【真作保証】近岡 善次郎《乳のみマリア像》ガラス絵 イコン
【作品概要】
作者:近岡 善次郎(ちかおか ぜんじろう、1914年(大正3年)8月10日 - 2007年(平成19年)6月3日)
サイズ:約14×9.5cm
署名:右下「ZEN」
裏書:〈乳のみマリア像 近岡善次郎〉印有
取扱:銀座和光
図録掲載:同書 p.23
状態:全体良好
【付属品】布、特製図録
【付属図録】硝子絵の聖母: 近岡善次郎のイコン 単行本 1986/6/1 *特製版、作家署名入り献本。
近岡 善次郎 (著)
*著者直筆サイン。特製版。箱入り。ポストカードが付属。
*当該図録の表紙にも本作品が掲載されています。
【解説】
① 作品の同定
本作は『近岡善次郎のイコン──硝子絵の聖母』(平凡社刊)に掲載された作品。
書籍の p.23 に掲載された図版と、線描・構図・背景の天使・色面の分割、そして「ZEN」署名位置まで完全に同一。裏面の貼札にも〈乳のみマリア像 近岡善次郎 印〉とあり、本人制作・本人管理台帳の一作。
② 技法と構成
技法:ガラス裏面からの彩色(逆描画)、金箔背景。近岡独特の重層彩色で、下層に白地を置き、上層に明るい原色を重ねる。
サイズ:14.0×9.5cm
署名:右下に “ZEN” の略号サイン
額装:金箔木製聖堂型枠、赤ビロード仕上げ台座付き。WAKO(銀座和光)特製箱入り。
ガラス絵の表現としては、ルーマニアやロシア正教圏のイコン画を参照しつつも、日本的な清らかさと温かみを兼ね備えている。
マリアの眼差しのやわらかさ、幼子イエスのあどけなさ、金の装飾の節度が、近岡作品の成熟期の特徴を示している。
③ 保存・付属品の完全性
この個体は状態・付属ともに極めて理想的な水準にある。
保存状態:ガラス面の彩色剥落なし。金箔も健全。額縁も変色・退色がほとんどない。
裏書:作家直筆の貼札、落款付き。
収納箱:銀座WAKO印入り専用箱。作品保護布付き。
資料同梱:『硝子絵の聖母』(特製本、作家署名入り献本)付き。
④ 位置づけと美術的評価
「乳のみマリア像」は、キリスト教美術の中でも古くから繰り返し描かれてきた母性と救済の象徴である。

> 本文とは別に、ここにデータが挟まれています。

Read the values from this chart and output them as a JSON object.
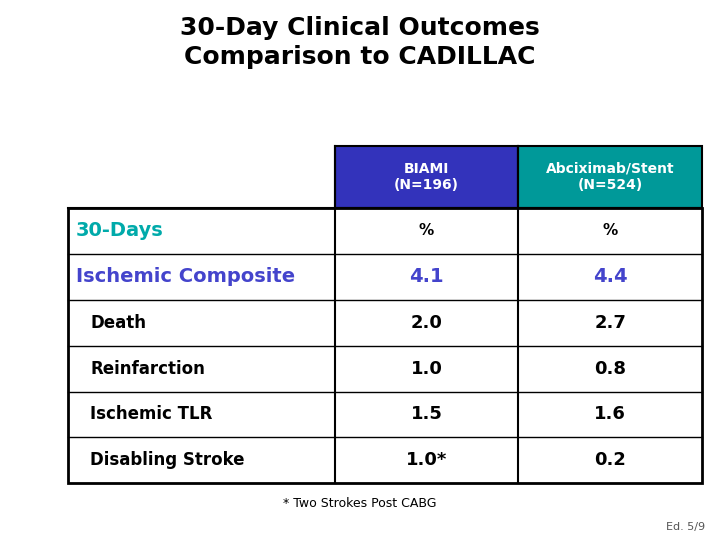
{
  "title_line1": "30-Day Clinical Outcomes",
  "title_line2": "Comparison to CADILLAC",
  "title_color": "#000000",
  "title_fontsize": 18,
  "col1_header_line1": "BIAMI",
  "col1_header_line2": "(N=196)",
  "col1_header_bg": "#3333BB",
  "col1_header_color": "#FFFFFF",
  "col2_header_line1": "Abciximab/Stent",
  "col2_header_line2": "(N=524)",
  "col2_header_bg": "#009999",
  "col2_header_color": "#FFFFFF",
  "row_label_col": [
    "30-Days",
    "Ischemic Composite",
    "Death",
    "Reinfarction",
    "Ischemic TLR",
    "Disabling Stroke"
  ],
  "row_label_colors": [
    "#00AAAA",
    "#4444CC",
    "#000000",
    "#000000",
    "#000000",
    "#000000"
  ],
  "row_label_sizes": [
    14,
    14,
    12,
    12,
    12,
    12
  ],
  "row_label_indent": [
    false,
    false,
    true,
    true,
    true,
    true
  ],
  "col1_values": [
    "%",
    "4.1",
    "2.0",
    "1.0",
    "1.5",
    "1.0*"
  ],
  "col2_values": [
    "%",
    "4.4",
    "2.7",
    "0.8",
    "1.6",
    "0.2"
  ],
  "value_fontsize_pct": 11,
  "value_fontsize_composite": 14,
  "value_fontsize_sub": 13,
  "value_color_pct": "#000000",
  "value_color_composite": "#4444CC",
  "value_color_sub": "#000000",
  "footnote": "* Two Strokes Post CABG",
  "footnote_fontsize": 9,
  "slide_id": "Ed. 5/9",
  "slide_id_fontsize": 8,
  "bg_color": "#FFFFFF",
  "table_border_color": "#000000"
}
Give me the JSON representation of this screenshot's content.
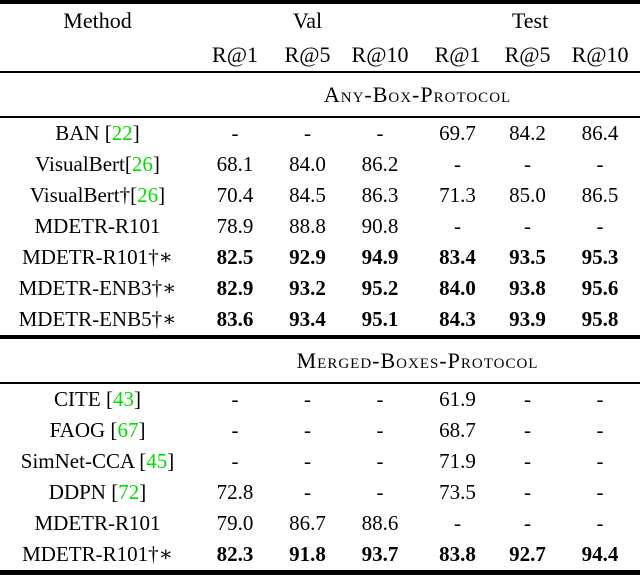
{
  "colors": {
    "citation_green": "#00dd00",
    "text": "#000000",
    "background": "#ffffff"
  },
  "header": {
    "method": "Method",
    "groups": [
      {
        "label": "Val"
      },
      {
        "label": "Test"
      }
    ],
    "metrics": [
      "R@1",
      "R@5",
      "R@10",
      "R@1",
      "R@5",
      "R@10"
    ]
  },
  "sections": [
    {
      "title": "Any-Box-Protocol",
      "rows": [
        {
          "method_pre": "BAN [",
          "cite": "22",
          "method_post": "]",
          "bold": false,
          "values": [
            "-",
            "-",
            "-",
            "69.7",
            "84.2",
            "86.4"
          ]
        },
        {
          "method_pre": "VisualBert[",
          "cite": "26",
          "method_post": "]",
          "bold": false,
          "values": [
            "68.1",
            "84.0",
            "86.2",
            "-",
            "-",
            "-"
          ]
        },
        {
          "method_pre": "VisualBert†[",
          "cite": "26",
          "method_post": "]",
          "bold": false,
          "values": [
            "70.4",
            "84.5",
            "86.3",
            "71.3",
            "85.0",
            "86.5"
          ]
        },
        {
          "method_pre": "MDETR-R101",
          "cite": "",
          "method_post": "",
          "bold": false,
          "values": [
            "78.9",
            "88.8",
            "90.8",
            "-",
            "-",
            "-"
          ]
        },
        {
          "method_pre": "MDETR-R101†∗",
          "cite": "",
          "method_post": "",
          "bold": true,
          "values": [
            "82.5",
            "92.9",
            "94.9",
            "83.4",
            "93.5",
            "95.3"
          ]
        },
        {
          "method_pre": "MDETR-ENB3†∗",
          "cite": "",
          "method_post": "",
          "bold": true,
          "values": [
            "82.9",
            "93.2",
            "95.2",
            "84.0",
            "93.8",
            "95.6"
          ]
        },
        {
          "method_pre": "MDETR-ENB5†∗",
          "cite": "",
          "method_post": "",
          "bold": true,
          "values": [
            "83.6",
            "93.4",
            "95.1",
            "84.3",
            "93.9",
            "95.8"
          ]
        }
      ]
    },
    {
      "title": "Merged-Boxes-Protocol",
      "rows": [
        {
          "method_pre": "CITE [",
          "cite": "43",
          "method_post": "]",
          "bold": false,
          "values": [
            "-",
            "-",
            "-",
            "61.9",
            "-",
            "-"
          ]
        },
        {
          "method_pre": "FAOG [",
          "cite": "67",
          "method_post": "]",
          "bold": false,
          "values": [
            "-",
            "-",
            "-",
            "68.7",
            "-",
            "-"
          ]
        },
        {
          "method_pre": "SimNet-CCA [",
          "cite": "45",
          "method_post": "]",
          "bold": false,
          "values": [
            "-",
            "-",
            "-",
            "71.9",
            "-",
            "-"
          ]
        },
        {
          "method_pre": "DDPN [",
          "cite": "72",
          "method_post": "]",
          "bold": false,
          "values": [
            "72.8",
            "-",
            "-",
            "73.5",
            "-",
            "-"
          ]
        },
        {
          "method_pre": "MDETR-R101",
          "cite": "",
          "method_post": "",
          "bold": false,
          "values": [
            "79.0",
            "86.7",
            "88.6",
            "-",
            "-",
            "-"
          ]
        },
        {
          "method_pre": "MDETR-R101†∗",
          "cite": "",
          "method_post": "",
          "bold": true,
          "values": [
            "82.3",
            "91.8",
            "93.7",
            "83.8",
            "92.7",
            "94.4"
          ]
        }
      ]
    }
  ]
}
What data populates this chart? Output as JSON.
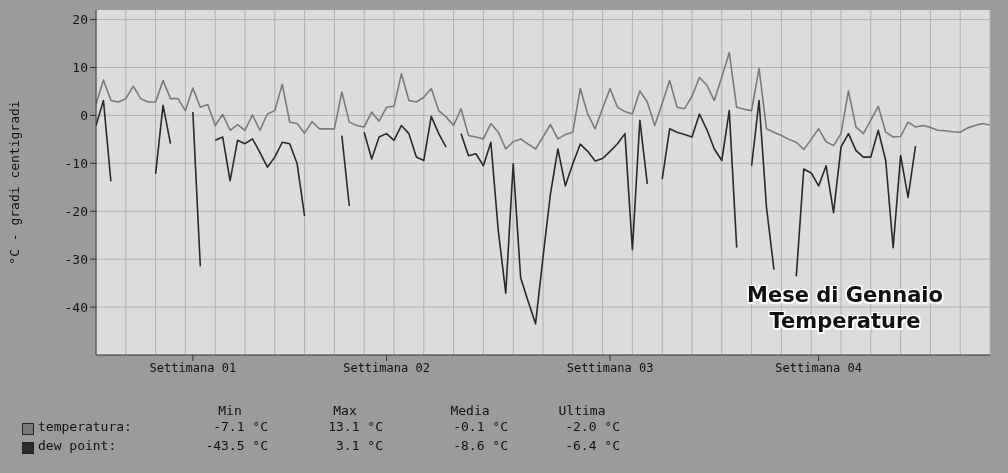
{
  "chart_data": {
    "type": "line",
    "ylabel": "°C - gradi centigradi",
    "categories": [
      null,
      null,
      null,
      null,
      null,
      null,
      null,
      null,
      null,
      null,
      null,
      null,
      null,
      "Settimana 01",
      null,
      null,
      null,
      null,
      null,
      null,
      null,
      null,
      null,
      null,
      null,
      null,
      null,
      null,
      null,
      null,
      null,
      null,
      null,
      null,
      null,
      null,
      null,
      null,
      null,
      "Settimana 02",
      null,
      null,
      null,
      null,
      null,
      null,
      null,
      null,
      null,
      null,
      null,
      null,
      null,
      null,
      null,
      null,
      null,
      null,
      null,
      null,
      null,
      null,
      null,
      null,
      null,
      null,
      null,
      null,
      null,
      "Settimana 03",
      null,
      null,
      null,
      null,
      null,
      null,
      null,
      null,
      null,
      null,
      null,
      null,
      null,
      null,
      null,
      null,
      null,
      null,
      null,
      null,
      null,
      null,
      null,
      null,
      null,
      null,
      null,
      "Settimana 04",
      null,
      null,
      null,
      null,
      null,
      null,
      null,
      null,
      null,
      null,
      null,
      null,
      null,
      null,
      null,
      null,
      null,
      null,
      null,
      null,
      null,
      null,
      null
    ],
    "ylim": [
      -50,
      22
    ],
    "yticks": [
      -40,
      -30,
      -20,
      -10,
      0,
      10,
      20
    ],
    "grid": true,
    "legend": "bottom",
    "annotations": [
      "Mese di Gennaio",
      "Temperature",
      "Min",
      "Max",
      "Media",
      "Ultima",
      "-7.1 °C",
      "13.1 °C",
      "-0.1 °C",
      "-2.0 °C",
      "-43.5 °C",
      "3.1 °C",
      "-8.6 °C",
      "-6.4 °C"
    ],
    "series": [
      {
        "name": "temperatura:",
        "color": "#7a7a7a",
        "values": [
          2.4,
          7.4,
          3.1,
          2.8,
          3.5,
          6.1,
          3.5,
          2.8,
          2.8,
          7.3,
          3.5,
          3.5,
          1,
          5.7,
          1.7,
          2.3,
          -2.1,
          0.2,
          -3.1,
          -1.9,
          -3.1,
          0.1,
          -3.1,
          0.3,
          1,
          6.5,
          -1.4,
          -1.7,
          -3.7,
          -1.3,
          -2.8,
          -2.8,
          -2.8,
          4.9,
          -1.4,
          -2.1,
          -2.4,
          0.7,
          -1.2,
          1.7,
          1.9,
          8.7,
          3.1,
          2.8,
          3.8,
          5.6,
          1,
          -0.3,
          -2.1,
          1.4,
          -4.2,
          -4.5,
          -4.9,
          -1.7,
          -3.5,
          -7,
          -5.5,
          -4.9,
          -6,
          -7,
          -4.5,
          -1.9,
          -4.9,
          -4,
          -3.5,
          5.6,
          0.3,
          -2.8,
          1.5,
          5.6,
          1.7,
          0.8,
          0.3,
          5.1,
          2.8,
          -2.1,
          2.5,
          7.3,
          1.7,
          1.4,
          4,
          7.9,
          6.3,
          3.1,
          8,
          13.1,
          1.7,
          1.3,
          1,
          9.8,
          -2.8,
          -3.5,
          -4.2,
          -5,
          -5.6,
          -7.1,
          -5,
          -2.8,
          -5.5,
          -6.3,
          -3.8,
          5.1,
          -2.4,
          -3.8,
          -1,
          1.9,
          -3.5,
          -4.5,
          -4.4,
          -1.4,
          -2.4,
          -2.1,
          -2.5,
          -3.1,
          -3.2,
          -3.4,
          -3.5,
          -2.6,
          -2.1,
          -1.7,
          -2
        ]
      },
      {
        "name": "dew point:",
        "color": "#2a2a2a",
        "values": [
          -2.1,
          3.1,
          -13.8,
          null,
          null,
          null,
          null,
          null,
          -12.2,
          2.1,
          -5.9,
          null,
          null,
          0.7,
          -31.5,
          null,
          -5.2,
          -4.5,
          -13.6,
          -5.2,
          -5.9,
          -4.9,
          -7.7,
          -10.8,
          -8.7,
          -5.6,
          -5.9,
          -10.1,
          -21,
          null,
          null,
          null,
          null,
          -4.2,
          -18.9,
          null,
          -3.5,
          -9.1,
          -4.5,
          -3.8,
          -5.2,
          -2.1,
          -3.8,
          -8.7,
          -9.4,
          -0.2,
          -3.8,
          -6.6,
          null,
          -3.8,
          -8.4,
          -8,
          -10.5,
          -5.6,
          -24.1,
          -37.1,
          -10.1,
          -33.9,
          -38.8,
          -43.5,
          -29.6,
          -16.4,
          -7,
          -14.7,
          -10.1,
          -6,
          -7.5,
          -9.5,
          -9,
          -7.5,
          -5.9,
          -3.8,
          -28,
          -1,
          -14.3,
          null,
          -13.3,
          -2.8,
          -3.5,
          -4,
          -4.5,
          0.3,
          -3,
          -7,
          -9.4,
          1,
          -27.6,
          null,
          -10.5,
          3.1,
          -19.2,
          -32.2,
          null,
          null,
          -33.6,
          -11.2,
          -12,
          -14.7,
          -10.5,
          -20.3,
          -6.6,
          -3.8,
          -7.3,
          -8.7,
          -8.7,
          -3.1,
          -9.4,
          -27.6,
          -8.4,
          -17.1,
          -6.4,
          null,
          null,
          null,
          null,
          null,
          null,
          null,
          null,
          null,
          null
        ]
      }
    ]
  }
}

近岡はこの主題を、日本人の感性で再解釈した。母子の距離感、装飾的でありながら冷たくない色面、そして金箔の柔らかな光。
キリスト教徒でなくとも共感を誘う、宗教画を超えた普遍的母子像となっている。
この作品は、近岡ガラス絵の中でも「代表的主題」「代表的様式」「代表的額装」の三拍子が揃うため、コレクション価値が非常に高い。